Baixar versão em PDF Campinas, 18 de junho de 2012 a 24 de junho de 2012 – ANO 2012 – Nº 530

Dissertação analisa o lugar do
Clube da Esquina
na linha evolutiva da MPB

Estudo mostra que está na berlinda debate acerca da
legitimação do grupo que reuniu sobretudo músicos mineiros

Dois meninos sentados à beira da estrada. Um branco e um negro. Uma capa de disco/emblema, que dá origem, em 1972, a um capítulo importante na história da Música Popular Brasileira. Passados 40 anos, é hora de refletir: qual terá sido afinal a expressão do Clube da Esquina? É possível dizer que se constituiu em um movimento? Por que alguns de seus integrantes reivindicam, em seus discursos atuais, o reconhecimento e a legitimação que têm, por exemplo, a Bossa Nova ou o Tropicalismo? Estas e outras questões são abordadas na dissertação de mestrado “Nuvem Cigana – a trajetória do Clube da Esquina no campo da MPB”, de autoria de Sheyla Castro Diniz, apresentada no âmbito do programa de Pós-Graduação em Sociologia, do Instituto de Filosofia e Ciências Humanas (IFCH) da Unicamp. O trabalho foi orientado pelo professor Marcelo Siqueira Ridenti.

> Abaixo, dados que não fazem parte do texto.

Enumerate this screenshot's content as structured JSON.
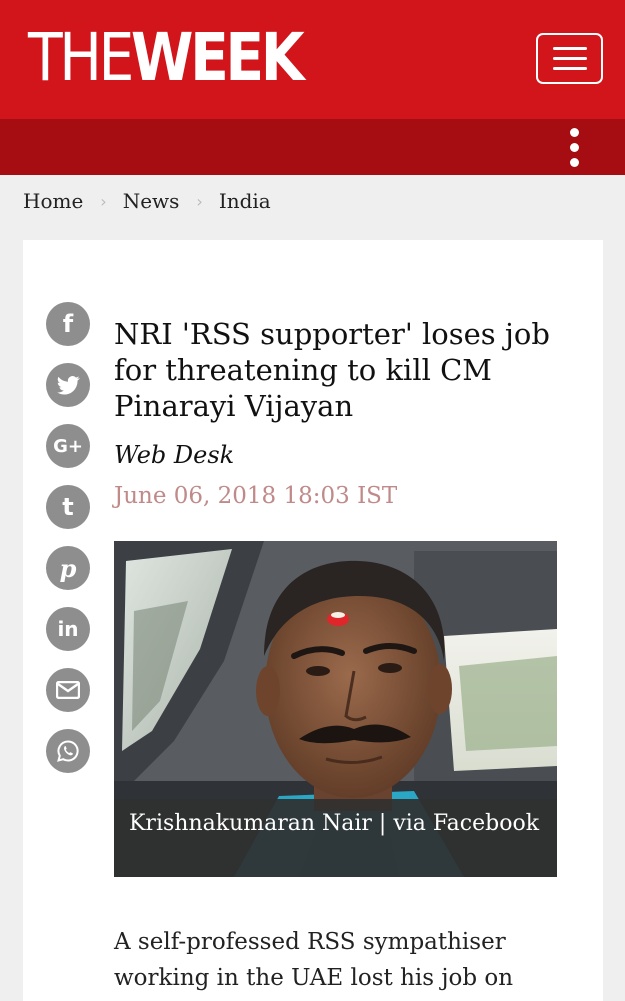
{
  "header": {
    "logo_the": "THE",
    "logo_week": "WEEK",
    "menu_icon": "hamburger-menu-icon",
    "more_icon": "vertical-dots-icon",
    "primary_color": "#d2141b",
    "secondary_color": "#a50d12"
  },
  "breadcrumb": {
    "items": [
      "Home",
      "News",
      "India"
    ],
    "separator": "›"
  },
  "share": {
    "icons": [
      "facebook-icon",
      "twitter-icon",
      "google-plus-icon",
      "tumblr-icon",
      "pinterest-icon",
      "linkedin-icon",
      "email-icon",
      "whatsapp-icon"
    ],
    "facebook": "f",
    "google_plus": "G+",
    "tumblr": "t",
    "pinterest": "p",
    "linkedin": "in"
  },
  "article": {
    "title": "NRI 'RSS supporter' loses job for threatening to kill CM Pinarayi Vijayan",
    "author": "Web Desk",
    "date": "June 06, 2018 18:03 IST",
    "image_caption": "Krishnakumaran Nair | via Facebook",
    "body_start": "A self-professed RSS sympathiser working in the UAE lost his job on"
  }
}
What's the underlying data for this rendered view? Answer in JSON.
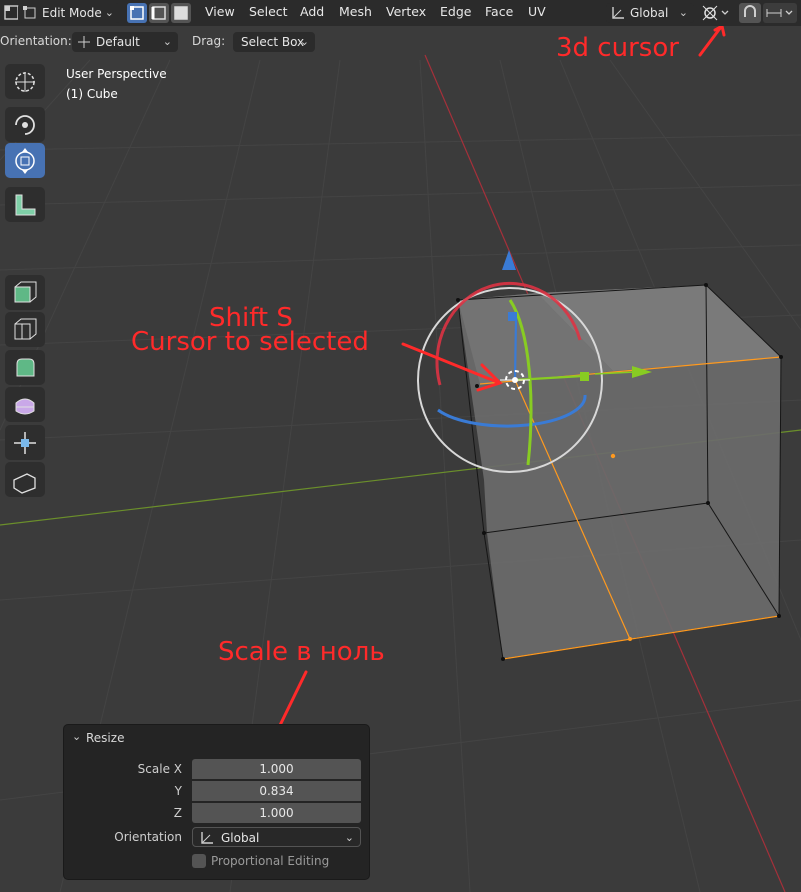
{
  "header": {
    "mode": "Edit Mode",
    "menus": [
      "View",
      "Select",
      "Add",
      "Mesh",
      "Vertex",
      "Edge",
      "Face",
      "UV"
    ],
    "transform_orientation": "Global"
  },
  "subheader": {
    "orientation_label": "Orientation:",
    "orientation_value": "Default",
    "drag_label": "Drag:",
    "drag_value": "Select Box"
  },
  "viewport": {
    "view_name": "User Perspective",
    "object_name": "(1) Cube"
  },
  "annotations": {
    "cursor3d": "3d cursor",
    "shift_s": "Shift S",
    "cursor_to_selected": "Cursor to selected",
    "scale_zero": "Scale в ноль",
    "color": "#ff2a2a"
  },
  "resize_panel": {
    "title": "Resize",
    "scale_x_label": "Scale X",
    "scale_x": "1.000",
    "y_label": "Y",
    "y": "0.834",
    "z_label": "Z",
    "z": "1.000",
    "orientation_label": "Orientation",
    "orientation_value": "Global",
    "proportional_label": "Proportional Editing"
  },
  "colors": {
    "accent": "#4772b3",
    "x_axis": "#dd3344",
    "y_axis": "#88cc22",
    "z_axis": "#3a7bd5",
    "selection": "#ff9a1f"
  }
}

A dissertação se desenvolve a partir de entrevistas que a pesquisadora fez com os integrantes Tavinho Moura, Márcio Borges e Fernando Brant, além da análise bibliográfica e de documentos históricos, pareceres de censores da ditadura militar, discos e letras de canções.

No trabalho, Sheyla defende a tese de que o Clube da Esquina passa por uma reavaliação histórica. O debate acerca da legitimação teria se intensificado após iniciativas do letrista Márcio Borges, com a publicação do livro Os Sonhos não Envelhecem – Histórias do Clube da Esquina, de 1996, e o lançamento do site Museu Clube da Esquina, em 2004. “Minha intenção era pesquisar a mineiridade nas canções do grupo, mas com o avanço do trabalho comecei a me indagar sobre o debate que estava muito aceso em todas as fontes que eu buscava. Percebi que há uma tentativa de colocar o Clube da Esquina em foco, mostrar que ele é uma referência matricial para a MPB”, diz.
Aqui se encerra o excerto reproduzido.